For instance? Wood acknowledged that foreclosures reached an all-time high in Roswell. “In December there were 57 foreclosures in Roswell,” he acknowledged. “But there were 83 in Alpharetta.”

(!)

Pasadena Mayor Bill Bogaard took a broader view, asking his audience to indulge his quoting the following sentences from President Obama’s inaugural address:

“That we are in the midst of a crisis is now well understood. … Our economy is badly weakened, a consequence of greed and irresponsibility on the part of some, but also our collective failure to make hard choices and prepare the nation for a new age. Homes have been lost, jobs shed, businesses shuttered. Our health care is too costly, our schools fail too many, and each day brings further evidence that the ways we use energy strengthen our adversaries and threaten our planet.”

Having used the president’s words to set up the national context, Bogaard could place Pasadena into the picture: “Since the end of last summer, Pasadena has experienced the adverse effects of the challenges articulated by President Obama, including health care issues and our budget situation. As we address local needs, we must also keep an eye on regional and national impacts of the economic downturn.”

Yes, that’s about the size of it.

Changes, challenges and opportunities (oh my!)

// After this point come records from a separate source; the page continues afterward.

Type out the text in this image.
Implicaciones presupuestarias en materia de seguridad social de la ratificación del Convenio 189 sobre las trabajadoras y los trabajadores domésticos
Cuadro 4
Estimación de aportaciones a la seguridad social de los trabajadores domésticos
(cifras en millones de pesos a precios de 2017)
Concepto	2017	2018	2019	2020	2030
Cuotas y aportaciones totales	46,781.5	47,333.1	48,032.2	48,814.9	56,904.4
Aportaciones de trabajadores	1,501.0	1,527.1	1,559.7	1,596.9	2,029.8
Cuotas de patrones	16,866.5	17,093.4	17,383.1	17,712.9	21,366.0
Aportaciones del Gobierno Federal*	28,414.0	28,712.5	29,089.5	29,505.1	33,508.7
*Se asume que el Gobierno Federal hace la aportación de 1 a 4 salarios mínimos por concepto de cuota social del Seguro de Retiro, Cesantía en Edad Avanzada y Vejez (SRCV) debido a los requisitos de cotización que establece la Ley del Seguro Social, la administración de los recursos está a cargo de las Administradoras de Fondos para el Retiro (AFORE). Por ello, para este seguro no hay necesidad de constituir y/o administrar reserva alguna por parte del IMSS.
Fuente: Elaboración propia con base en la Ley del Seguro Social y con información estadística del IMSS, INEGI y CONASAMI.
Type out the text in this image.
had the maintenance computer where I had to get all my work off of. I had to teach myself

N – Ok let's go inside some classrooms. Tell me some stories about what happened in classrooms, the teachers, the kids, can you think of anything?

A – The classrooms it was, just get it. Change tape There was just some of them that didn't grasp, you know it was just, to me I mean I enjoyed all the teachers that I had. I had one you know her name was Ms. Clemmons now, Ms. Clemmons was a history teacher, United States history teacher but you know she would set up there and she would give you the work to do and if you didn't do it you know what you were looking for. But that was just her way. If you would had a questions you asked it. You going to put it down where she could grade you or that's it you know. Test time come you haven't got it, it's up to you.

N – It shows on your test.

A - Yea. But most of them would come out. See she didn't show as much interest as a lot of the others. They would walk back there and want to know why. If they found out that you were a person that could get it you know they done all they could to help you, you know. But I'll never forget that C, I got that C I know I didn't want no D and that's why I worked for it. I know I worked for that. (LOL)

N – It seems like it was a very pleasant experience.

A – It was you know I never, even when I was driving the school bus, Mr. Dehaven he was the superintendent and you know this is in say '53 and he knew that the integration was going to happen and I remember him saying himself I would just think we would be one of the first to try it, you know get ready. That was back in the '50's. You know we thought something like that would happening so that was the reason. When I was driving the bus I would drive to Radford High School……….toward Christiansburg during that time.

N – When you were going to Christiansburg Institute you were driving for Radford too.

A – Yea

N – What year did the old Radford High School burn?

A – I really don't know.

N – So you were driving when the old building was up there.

It’s an old trick but it just might work: Some mayors tried to swaddle their citizens in comforting platitudes. “There are storm clouds on the horizon,” said Harper of Rowlett. “There are many challenges to forecasting those storm clouds and there will be many challenges to dealing with the issues they will bring.”

 

It was pouring challenges and opportunities in McAlester, Okla. During mayor Kevin Priddle’s state of the town address. “As a City, we have had many changes, many challenges and many opportunities in the last twelve months,” Priddle began. “This evening, I would like to review those changes, challenges and opportunities and to look forward together to the future, united for the betterment of our community.”

But whatever you say, say something

New York City mayor Michael Bloomberg gave the most mealy-mouthed state of the city address we saw this season. “We don’t know how bad the recession will be, but we know it will be bad enough,” he said. “There’s no question that the temporary state of our city is shaken. But I’m here today to tell you it’s not broken.”

Bad enough? Temporarily shaken but not broken? Bloomberg sounded a lot like the mayor of Tallmadge, Ohio, who called all the townspeople together in order to boldly proclaim, “We’re not doing bad, but we’re being cautious.”

Is he talking about Tallmadge, or about his mayoral brethren?